FFB supports both 8 and 24 bit at the same time. It actually provides a
32bit aperture (24bit + alpha), one for 8 bit and a control plane that
selects for each pixel where it comes from, which palette to use etc. (
the ffb2 supports 32 palettes IIRC so unless you have 33 windows with
8bit depth and different palettes you won't see colour flickering ) -
nothing quirky about that, as far as an app is concerned and
performance-wise that /is/ an 8bit and a 32bit framebuffer.=20
( for correctness' sake - the ffb maps a few more apertures, one set
that accesses memory directly, one that goes through the 3DRAM ALU and
others )

I don't know about xfishtank but the hardware support for 8bit is useful
for things like Basilisk II or other programs that emulate hardware with
8bit graphics - no colour space conversion necessary.
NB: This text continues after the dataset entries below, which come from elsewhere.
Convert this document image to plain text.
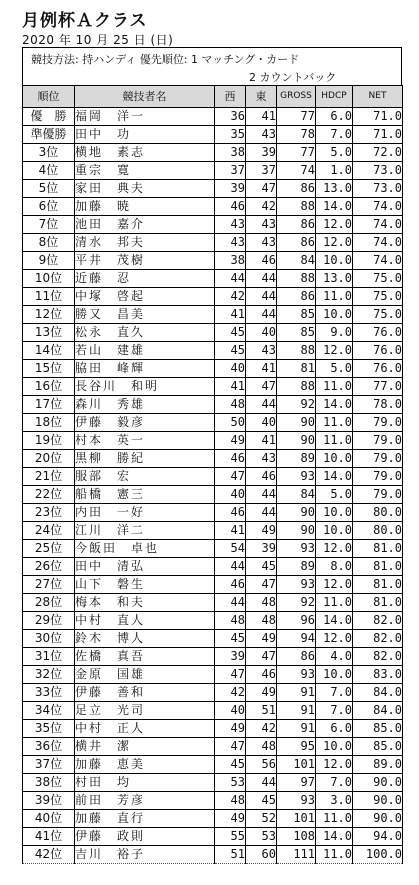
月例杯Ａクラス
2020 年 10 月 25 日 (日)
競技方法: 持ハンディ 優先順位: 1 マッチング・カード
2 カウントバック
順位	競技者名	西	東	GROSS	HDCP	NET
優　勝	福岡　洋一	36	41	77	6.0	71.0
準優勝	田中　功	35	43	78	7.0	71.0
3位	横地　素志	38	39	77	5.0	72.0
4位	重宗　寛	37	37	74	1.0	73.0
5位	家田　典夫	39	47	86	13.0	73.0
6位	加藤　暁	46	42	88	14.0	74.0
7位	池田　嘉介	43	43	86	12.0	74.0
8位	清水　邦夫	43	43	86	12.0	74.0
9位	平井　茂樹	38	46	84	10.0	74.0
10位	近藤　忍	44	44	88	13.0	75.0
11位	中塚　啓起	42	44	86	11.0	75.0
12位	勝又　昌美	41	44	85	10.0	75.0
13位	松永　直久	45	40	85	9.0	76.0
14位	若山　建雄	45	43	88	12.0	76.0
15位	脇田　峰輝	40	41	81	5.0	76.0
16位	長谷川　和明	41	47	88	11.0	77.0
17位	森川　秀雄	48	44	92	14.0	78.0
18位	伊藤　毅彦	50	40	90	11.0	79.0
19位	村本　英一	49	41	90	11.0	79.0
20位	黒柳　勝紀	46	43	89	10.0	79.0
21位	服部　宏	47	46	93	14.0	79.0
22位	船橋　憲三	40	44	84	5.0	79.0
23位	内田　一好	46	44	90	10.0	80.0
24位	江川　洋二	41	49	90	10.0	80.0
25位	今飯田　卓也	54	39	93	12.0	81.0
26位	田中　清弘	44	45	89	8.0	81.0
27位	山下　磐生	46	47	93	12.0	81.0
28位	梅本　和夫	44	48	92	11.0	81.0
29位	中村　直人	48	48	96	14.0	82.0
30位	鈴木　博人	45	49	94	12.0	82.0
31位	佐橋　真吾	39	47	86	4.0	82.0
32位	金原　国雄	47	46	93	10.0	83.0
33位	伊藤　善和	42	49	91	7.0	84.0
34位	足立　光司	40	51	91	7.0	84.0
35位	中村　正人	49	42	91	6.0	85.0
36位	横井　潔	47	48	95	10.0	85.0
37位	加藤　恵美	45	56	101	12.0	89.0
38位	村田　均	53	44	97	7.0	90.0
39位	前田　芳彦	48	45	93	3.0	90.0
40位	加藤　直行	49	52	101	11.0	90.0
41位	伊藤　政則	55	53	108	14.0	94.0
42位	吉川　裕子	51	60	111	11.0	100.0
XRender is something else, mainly it's used as an interface for possibly
hardware-accelerated alpha blending ( very useful for but not limited to
anti-aliased text ), the new driver adds hardware support for this. It
has a few problems though and I'm not at all sure they're really in the
driver - anti-aliased text is for some reason drawn with red and blue
components swapped, but other images drawn via XRender are fine, it's
/only/ text and it affects both GTK and KDE apps so it's probably in
Xft, freetype or something like that and not the driver itself.